UK ‘least affected’ but tariffs paint ‘depressing’ picture for people and markets

Tomasz Wieladek, chief European economist at T. Rowe Price, said the UK will be the ‘least affected’ by the new policies

Prime Minister Keir Starmer meets Donald Trump, the President of the United States of America for a bilateral meeting at the White House. Picture by Simon Dawson / No 10 Downing Street
4 minutes

Trump’s ‘Liberation Day’ tariffs announcement last night has sent markets tumbling as investors grapple with the fallout.

At the time of writing (11:15am), E-mini S&P 500 Index Futures were down 3.3% since 5am GMT. The FTSE 100 was down 1.5% since the start of trading, while Europe’s STOXX 600 dropped 1.7%.

Reacting to the announcement, Daniel Murray, deputy CIO & global head of research at EFG, said: “The road to hell is famously paved with good intentions. The wide-ranging tariffs announced by the US administration overnight should be viewed in this context.

“Tariffs were applied to a broader range of countries, including historic US allies, and at higher rates than had been expected. The good intent in this instance relies on the assumption that tariffs will raise government revenues – thereby reducing the size of the budget deficit and potentially allowing room for tax cuts elsewhere – whilst at the same time encouraging more domestic investment and production.

“While these might be worthy aims, history strongly suggests that such a naïve approach to trade policy does not end well.”

See also: Trump places tariffs on all global trading partners, including 10% on UK

Murray added that the risk of a US and global recession has increased directly as a result of the tariffs, while the likelihood that inflation stays higher for longer has also increased.

“In turn, the possibility of stagflation makes life very difficult for central banks. Immediately following the tariff announcement, Treasuries rallied as part of the risk-off trade. However, the medium term path for Treasuries is far more uncertain due to the upward pressure on prices that is expected to follow tariff implementation.

“As was seen in 2022 and 2023, when faced with a choice between fighting inflation and supporting the economy, central bankers place greater weight on the former, at least in the short term, for fear that if inflation becomes embedded the longer term consequences are even more painful.”

UK to be least affected?

The UK seemingly got off lightly compared to other countries, with Trump imposing the lowest baseline tariff of 10%.

Imports from nations such as Saint Pierre and Miquelon, Cambodia and Laos were hit with tariffs as high as 50%, 49% and 48% respectively, while the European Union had 20% imposed on them.

Tomasz Wieladek, chief European economist at T. Rowe Price, said the UK will be the “least affected” by the new policies.

“I believe the overall negative effect on the UK economy will only be about 0.2-0.5% this year.

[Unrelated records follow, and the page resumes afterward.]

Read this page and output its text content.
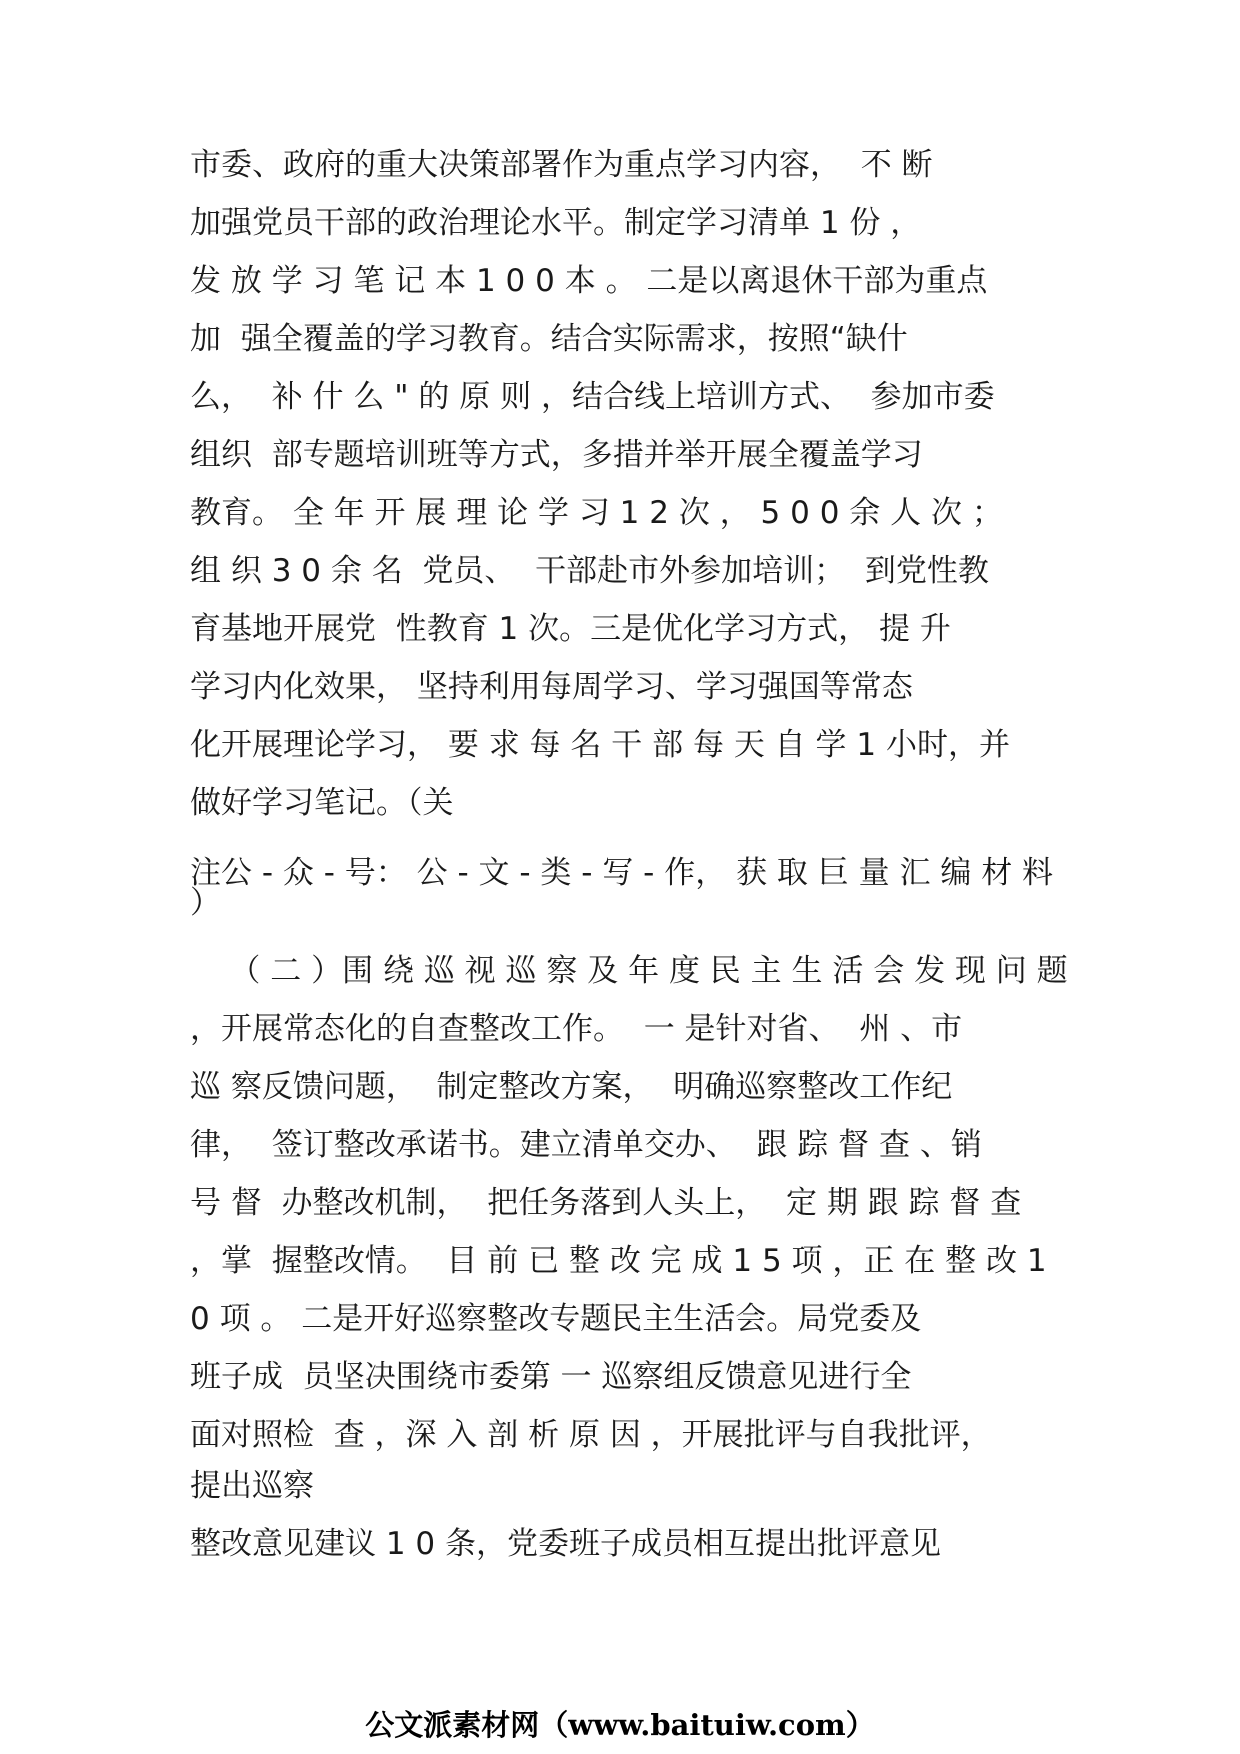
市委、政府的重大决策部署作为重点学习内容，  不 断
加强党员干部的政治理论水平。制定学习清单 1 份 ，
发 放 学 习 笔 记 本 1 0 0 本 。 二是以离退休干部为重点
加  强全覆盖的学习教育。结合实际需求，按照“缺什
么，  补 什 么 " 的 原 则 ，结合线上培训方式、  参加市委
组织  部专题培训班等方式，多措并举开展全覆盖学习
教育。 全 年 开 展 理 论 学 习 1 2 次 ， 5 0 0 余 人 次 ；
组 织 3 0 余 名  党员、  干部赴市外参加培训；  到党性教
育基地开展党  性教育 1 次。三是优化学习方式， 提 升
学习内化效果， 坚持利用每周学习、学习强国等常态
化开展理论学习， 要 求 每 名 干 部 每 天 自 学 1 小时，并
做好学习笔记。（关
注公 - 众 - 号： 公 - 文 - 类 - 写 - 作， 获 取 巨 量 汇 编 材 料
）
（ 二 ）围 绕 巡 视 巡 察 及 年 度 民 主 生 活 会 发 现 问 题
，开展常态化的自查整改工作。  一 是针对省、  州 、市
巡 察反馈问题，  制定整改方案，  明确巡察整改工作纪
律，  签订整改承诺书。建立清单交办、  跟 踪 督 查 、销
号 督  办整改机制，  把任务落到人头上，  定 期 跟 踪 督 查
，掌  握整改情。  目 前 已 整 改 完 成 1 5 项 ，正 在 整 改 1
0 项 。 二是开好巡察整改专题民主生活会。局党委及
班子成  员坚决围绕市委第 一 巡察组反馈意见进行全
面对照检  查 ，深 入 剖 析 原 因 ，开展批评与自我批评，
提出巡察
整改意见建议 1 0 条，党委班子成员相互提出批评意见
公文派素材网（www.baituiw.com）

This is mainly because trade diversion to the US via the UK is likely to be now significant. Plants producing anything in the UK will be more competitive than in the EU, which will support some domestic investment.

“The UK is a trade deficit country, and President Trump has just created significant excess capacity across the world. UK households will now benefit from much cheaper goods, raising disposable income. Most importantly, the UK government implemented a large fiscal stimulus package six months ago, just in time to absorb the tariff hit.

“Despite the headwinds, the UK will do better in 2025 than the EU. A mild recession in the euro area in 2025 is now probable. The ECB will cut rates below the neutral rate to 1-1.5%.”

See also: Alpha FMC: Regulation, AI and private markets to shape asset & wealth management growth

Simon Edelsten, CIO of Goshawk Asset Management said that its hard to tell exactly what the knock-on effects of ‘Liberation Day’ will be, beyond “depressing for markets and people”.

“The details are still vague; the maths behind it unfathomable. On the face of it the UK has got off lightly, but cars made in the UK will probably be sold into Europe rather than the USA. The next largest UK export to the US is pharmaceuticals.

“No-one is sure from Trump’s ramble whether the tariffs cover all pharmaceuticals. A US citizen taking a drug made by, say, Glaxo, is unlikely to switch to a cheaper medication, so will just have to pay the higher price.

“Countries facing much higher tariffs will look to sell goods once intended for the US to other markets, including the UK. While this can make things cheap for consumers here, it may also undermine the profitability of domestic manufacturers.”

He added: “For UK investors, ‘tin hat’ stocks such as property shares and insurance companies have the resilience to cope with these changes. Economically sensitive sectors such as banks and commodity stocks may not cope so well. 

“After the Spring Statement many commentators noted how little ‘wriggle room’ the UK Chancellor has in her budget. The UK tariffs are lower which is good, also gilt yields have fallen – which makes UK debt interest lower, which is good but also reflects lower growth prospects which is bad!

“Overall, for businesses and for chancellors and US consumers there is nothing good (or even coherent) about these tariffs.”